Au cours de la Session plénière annuelle, qui s’est tenue au mois de novembre 1974, les Pères de cette S. Congrégation ont examiné les problèmes relatifs aux apparitions présumées et aux révélations qui leur sont souvent liées, et ils sont parvenus aux conclusions suivantes :

1. Aujourd’hui plus qu’autrefois, la nouvelle de ces apparitions se répand rapidement parmi les fidèles par les moyens d’information (mass media). De plus, la facilité des déplacements favorise la fréquence des pèlerinages. Aussi l’Autorité ecclésiastique doit-elle sans tarder se prononcer en la matière.

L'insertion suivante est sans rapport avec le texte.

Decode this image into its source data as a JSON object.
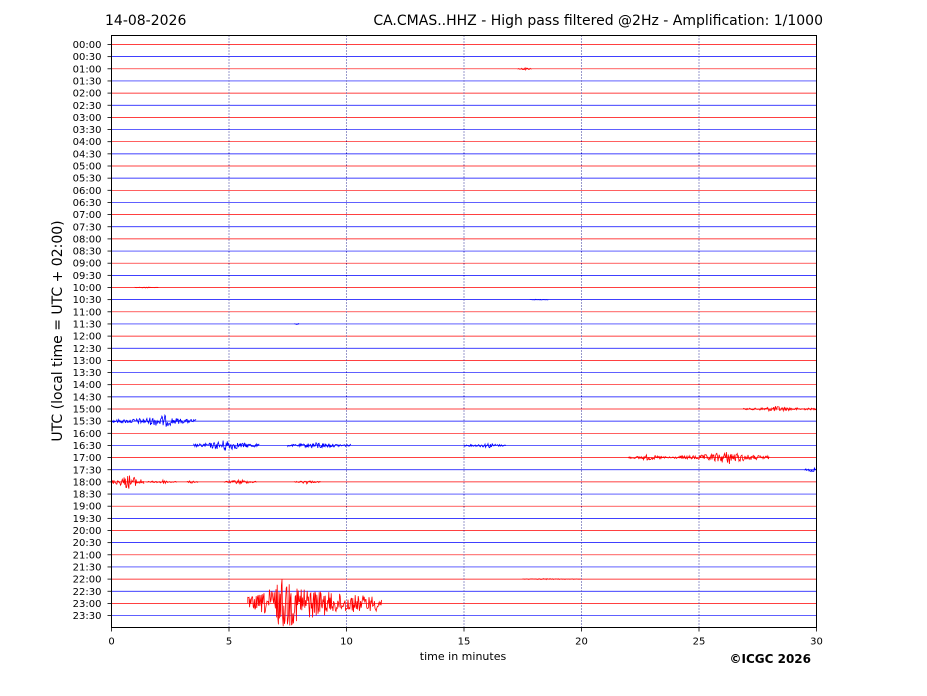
{
  "header": {
    "date": "14-08-2026",
    "title": "CA.CMAS..HHZ - High pass filtered @2Hz - Amplification: 1/1000"
  },
  "footer": {
    "copyright": "©ICGC 2026"
  },
  "chart_data": {
    "type": "line",
    "title": "CA.CMAS..HHZ - High pass filtered @2Hz - Amplification: 1/1000",
    "xlabel": "time in minutes",
    "ylabel": "UTC (local time = UTC + 02:00)",
    "xlim": [
      0,
      30
    ],
    "xticks": [
      0,
      5,
      10,
      15,
      20,
      25,
      30
    ],
    "grid_x": true,
    "colors": {
      "odd_rows": "#ff0000",
      "even_rows": "#0000ff",
      "axis": "#000000"
    },
    "rows": [
      "00:00",
      "00:30",
      "01:00",
      "01:30",
      "02:00",
      "02:30",
      "03:00",
      "03:30",
      "04:00",
      "04:30",
      "05:00",
      "05:30",
      "06:00",
      "06:30",
      "07:00",
      "07:30",
      "08:00",
      "08:30",
      "09:00",
      "09:30",
      "10:00",
      "10:30",
      "11:00",
      "11:30",
      "12:00",
      "12:30",
      "13:00",
      "13:30",
      "14:00",
      "14:30",
      "15:00",
      "15:30",
      "16:00",
      "16:30",
      "17:00",
      "17:30",
      "18:00",
      "18:30",
      "19:00",
      "19:30",
      "20:00",
      "20:30",
      "21:00",
      "21:30",
      "22:00",
      "22:30",
      "23:00",
      "23:30"
    ],
    "events": [
      {
        "row": "01:00",
        "start": 17.3,
        "end": 17.9,
        "amp": 0.15,
        "peak_at": 17.6
      },
      {
        "row": "10:00",
        "start": 1.0,
        "end": 2.0,
        "amp": 0.06,
        "peak_at": 1.5
      },
      {
        "row": "10:30",
        "start": 17.8,
        "end": 18.6,
        "amp": 0.05,
        "peak_at": 18.2
      },
      {
        "row": "11:30",
        "start": 7.8,
        "end": 8.0,
        "amp": 0.08,
        "peak_at": 7.9
      },
      {
        "row": "15:00",
        "start": 26.9,
        "end": 30.0,
        "amp": 0.25,
        "peak_at": 28.3
      },
      {
        "row": "15:30",
        "start": 0.0,
        "end": 3.6,
        "amp": 0.5,
        "peak_at": 2.3
      },
      {
        "row": "16:30",
        "start": 3.5,
        "end": 6.3,
        "amp": 0.5,
        "peak_at": 4.9
      },
      {
        "row": "16:30",
        "start": 7.5,
        "end": 10.2,
        "amp": 0.3,
        "peak_at": 8.8
      },
      {
        "row": "16:30",
        "start": 15.0,
        "end": 16.8,
        "amp": 0.22,
        "peak_at": 16.1
      },
      {
        "row": "17:00",
        "start": 22.0,
        "end": 24.2,
        "amp": 0.25,
        "peak_at": 22.8
      },
      {
        "row": "17:00",
        "start": 24.2,
        "end": 28.0,
        "amp": 0.55,
        "peak_at": 26.3
      },
      {
        "row": "17:30",
        "start": 29.5,
        "end": 30.0,
        "amp": 0.25,
        "peak_at": 29.9
      },
      {
        "row": "18:00",
        "start": 0.0,
        "end": 1.4,
        "amp": 0.7,
        "peak_at": 0.8
      },
      {
        "row": "18:00",
        "start": 1.5,
        "end": 2.8,
        "amp": 0.18,
        "peak_at": 2.2
      },
      {
        "row": "18:00",
        "start": 3.2,
        "end": 3.7,
        "amp": 0.15,
        "peak_at": 3.4
      },
      {
        "row": "18:00",
        "start": 4.8,
        "end": 6.2,
        "amp": 0.22,
        "peak_at": 5.5
      },
      {
        "row": "18:00",
        "start": 7.8,
        "end": 8.9,
        "amp": 0.18,
        "peak_at": 8.3
      },
      {
        "row": "22:00",
        "start": 17.5,
        "end": 20.0,
        "amp": 0.05,
        "peak_at": 18.5
      },
      {
        "row": "23:00",
        "start": 5.8,
        "end": 11.5,
        "amp": 2.2,
        "peak_at": 7.3
      }
    ]
  }
}
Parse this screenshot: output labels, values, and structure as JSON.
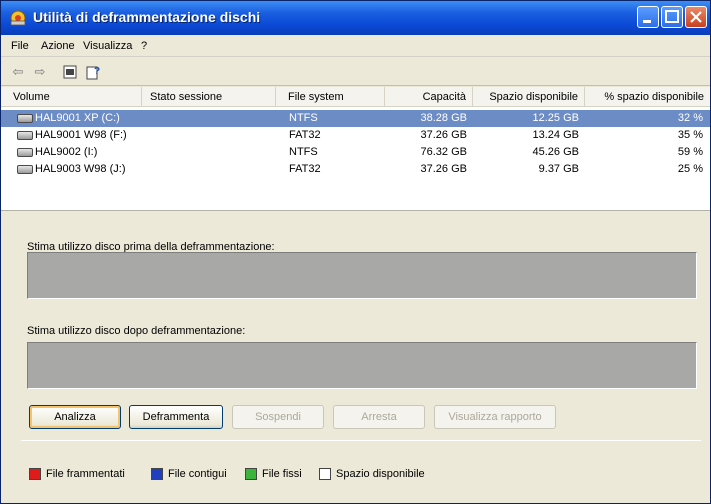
{
  "window": {
    "title": "Utilità di deframmentazione dischi"
  },
  "menu": {
    "items": [
      "File",
      "Azione",
      "Visualizza",
      "?"
    ]
  },
  "toolbar": {
    "icons": [
      "back-arrow-icon",
      "forward-arrow-icon",
      "properties-icon",
      "help-icon"
    ],
    "back_glyph": "⇦",
    "forward_glyph": "⇨"
  },
  "list": {
    "columns": [
      "Volume",
      "Stato sessione",
      "File system",
      "Capacità",
      "Spazio disponibile",
      "% spazio disponibile"
    ],
    "rows": [
      {
        "volume": "HAL9001 XP (C:)",
        "stato": "",
        "fs": "NTFS",
        "capacita": "38.28 GB",
        "spazio": "12.25 GB",
        "perc": "32 %",
        "selected": true
      },
      {
        "volume": "HAL9001 W98 (F:)",
        "stato": "",
        "fs": "FAT32",
        "capacita": "37.26 GB",
        "spazio": "13.24 GB",
        "perc": "35 %",
        "selected": false
      },
      {
        "volume": "HAL9002 (I:)",
        "stato": "",
        "fs": "NTFS",
        "capacita": "76.32 GB",
        "spazio": "45.26 GB",
        "perc": "59 %",
        "selected": false
      },
      {
        "volume": "HAL9003 W98 (J:)",
        "stato": "",
        "fs": "FAT32",
        "capacita": "37.26 GB",
        "spazio": "9.37 GB",
        "perc": "25 %",
        "selected": false
      }
    ]
  },
  "analysis": {
    "before_label": "Stima utilizzo disco prima della deframmentazione:",
    "after_label": "Stima utilizzo disco dopo deframmentazione:"
  },
  "buttons": {
    "analizza": "Analizza",
    "deframmenta": "Deframmenta",
    "sospendi": "Sospendi",
    "arresta": "Arresta",
    "rapporto": "Visualizza rapporto"
  },
  "legend": {
    "frammentati": {
      "label": "File frammentati",
      "color": "#e01b1b"
    },
    "contigui": {
      "label": "File contigui",
      "color": "#1f3fbf"
    },
    "fissi": {
      "label": "File fissi",
      "color": "#3cb43c"
    },
    "disponibile": {
      "label": "Spazio disponibile",
      "color": "#ffffff"
    }
  },
  "colors": {
    "title_bar": "#0b49d6",
    "selection": "#6c8cc6",
    "usage_bar": "#a8a8a6"
  }
}
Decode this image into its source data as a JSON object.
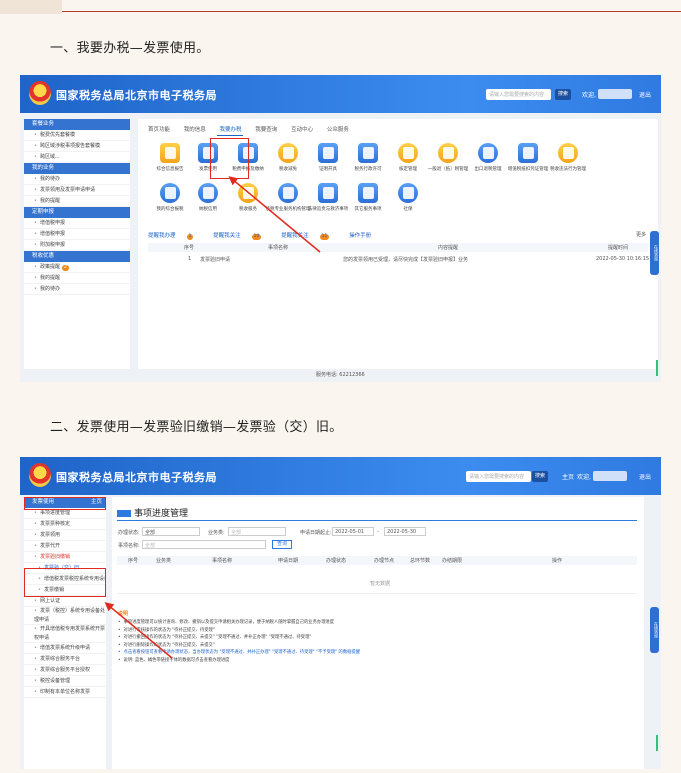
{
  "article": {
    "step1": "一、我要办税—发票使用。",
    "step2": "二、发票使用—发票验旧缴销—发票验（交）旧。"
  },
  "portal": {
    "title": "国家税务总局北京市电子税务局",
    "search_placeholder": "请输入您需要搜索的内容",
    "search_btn": "搜索",
    "welcome": "欢迎,",
    "home": "主页",
    "logout": "退出",
    "footer_phone": "服务电话: 62212366"
  },
  "shot1": {
    "sidebar": {
      "sec1": "套餐业务",
      "s1": [
        "税费优先套餐模",
        "跨区域涉税事项报告套餐模",
        "跨区域..."
      ],
      "sec2": "我的业务",
      "s2": [
        "我的待办",
        "发票领用及发票申请申请",
        "我的提醒"
      ],
      "sec3": "定期申报",
      "s3": [
        "增值税申报",
        "增值税申报",
        "附加税申报"
      ],
      "sec4": "税收优惠",
      "s4": [
        "政策提醒",
        "我的提醒",
        "我的待办"
      ],
      "badge": "2"
    },
    "tabs": [
      "首页功能",
      "我的信息",
      "我要办税",
      "我要查询",
      "互动中心",
      "公众服务"
    ],
    "icons": [
      "综合信息报告",
      "发票使用",
      "税费申报及缴纳",
      "税收减免",
      "证明开具",
      "税务行政许可",
      "核定管理",
      "一般退（抵）税管理",
      "出口退税管理",
      "增值税抵扣凭证管理",
      "税收违法行为管理",
      "我的综合报税",
      "纳税信用",
      "税收服务",
      "涉税专业服务机构管理",
      "法律追责与救济事项",
      "其它服务事项",
      "社保"
    ],
    "subtabs": [
      "提醒我办理",
      "提醒我关注",
      "提醒我关注",
      "操作手册"
    ],
    "subtab_badges": [
      "1",
      "10",
      "11"
    ],
    "table_head": [
      "序号",
      "事项名称",
      "内容提醒",
      "提醒时间"
    ],
    "row": [
      "1",
      "发票验旧申请",
      "您的发票领用已受理，请尽快完成【发票验旧申报】业务",
      "2022-05-30 10:16:15"
    ],
    "more": "更多",
    "float_label": "在线咨询"
  },
  "shot2": {
    "sidebar": {
      "head": "发票使用",
      "head_right": "主页",
      "items": [
        "事项进度管理",
        "发票票种核定",
        "发票领用",
        "发票代开",
        "发票验旧缴销",
        "发票验（交）旧",
        "增值税发票税控系统专用设备申请",
        "发票缴销",
        "网上认证",
        "发票（税控）系统专用设备处理申请",
        "开具增值税专用发票系统开票权申请",
        "增值发票系统升级申请",
        "发票综合服务平台",
        "发票综合服务平台授权",
        "税控设备管理",
        "印制有本单位名称发票"
      ]
    },
    "panel_title": "事项进度管理",
    "filters": {
      "status_label": "办理状态:",
      "status_val": "全部",
      "type_label": "业务类:",
      "type_val": "全部",
      "date_label": "申请日期起止:",
      "date_from": "2022-05-01",
      "date_to": "2022-05-30",
      "name_label": "事项名称:",
      "name_val": "全部",
      "query_btn": "查询"
    },
    "columns": [
      "序号",
      "业务类",
      "事项名称",
      "申请日期",
      "办理状态",
      "办理节点",
      "总环节数",
      "办结期限",
      "操作"
    ],
    "empty": "暂无数据",
    "notes_title": "说明",
    "notes": [
      "事项进度管理可以统计查询、修改、撤销以及提交申请相关办理记录，便于纳税人随时掌握自己的业务办理进度",
      "对进行审核操作的状态为 \"待补正提交、待受理\"",
      "对进行撤回操作的状态为 \"待补正提交、未提交\" \"受理不通过、并补正办理\" \"受理不通过、待受理\"",
      "对进行删除操作的状态为 \"待补正提交、未提交\"",
      "点击查看按钮可查看申请办理状态，当办理状态为 \"受理不通过、并补正办理\" \"受理不通过、待受理\" \"不予受理\" 的数据提醒",
      "说明: 蓝色、橘色带链接字体的数据可点击查看办理进度"
    ],
    "float_label": "在线咨询"
  },
  "colors": {
    "header": "#2f7ae0",
    "highlight": "#e02a20",
    "accent": "#1f64c8"
  }
}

2. D’autre part, la mentalité contemporaine, ainsi que les exigences de la science et de l’investigation critique, rendent plus difficile, sinon impossible, de parvenir avec la rapidité nécessaire aux jugements qui concluaient jadis les enquêtes en la matière (« constat de supernaturalitate », « non constat de supernaturalitate »). Il est donc plus délicat pour l’Ordinaire d’autoriser ou de prohiber un culte public ou d’autres formes de dévotion des fidèles.

Pour ces raisons, afin que la dévotion suscitée chez les fidèles par des faits de ce genre puisse se manifester en pleine communion avec l’Église et porter des fruits qui permettent à l’Église de discerner ensuite la véritable nature des faits, les Pères ont estimé qu’il fallait promouvoir la pratique suivante en la matière.

Pour parvenir à une plus grande certitude sur une apparition ou révélation présumée, il reviendra à l’Autorité ecclésiastique de :

a. juger d’abord du fait selon des critères positifs et négatifs (cf. infra, I) ;

b. ensuite, si cet examen aboutit à une conclusion favorable, permettre certaines manifestations publiques de culte ou de dévotion, tout en les observant avec la plus grande prudence (ce qui équivaut à la formule : « pro nunc nihil obstare ») ;

c. enfin, à la lumière du temps et de l’expérience (en particulier l’abondance des fruits spirituels procurés par la nouvelle dévotion), porter, le cas échéant, un jugement sur l’authenticité et le caractère surnaturel.

I. Les critères pour juger, au moins probablement,
du caractère des apparitions ou révélations présumées

A. Critères positifs :

a. Quant à l’existence du fait, certitude morale ou, du moins, grande probabilité, acquise au terme d’une enquête sérieuse.

b. Circonstances particulières relatives à l’existence et à la nature du fait :

1. qualités personnelles du ou des sujets (notamment équilibre psychique, honnêteté et rectitude de la vie morale, sincérité et docilité habituelles envers l’Autorité ecclésiastique, aptitude à revenir au régime normal d’une vie de foi, etc.) ;

2. Quant à la révélation, doctrine théologique et spirituelle vraie et exempte d’erreur ;

3. saine dévotion et fruits spirituels abondants et constants (par ex. esprit d’oraison, conversions, témoignages de charité, etc.).

B. Critères négatifs :

a. Erreur manifeste sur le fait.

b. Erreurs doctrinales attribuées à Dieu lui-même, à la Bienheureuse Vierge Marie ou à un saint dans leurs manifestations, compte tenu toutefois de la possibilité que le sujet ait ajouté – même inconsciemment – des éléments purement humains, voire quelque erreur d’ordre naturel, à une révélation vraiment surnaturelle (cf. saint Ignace, Exercices, n° 336).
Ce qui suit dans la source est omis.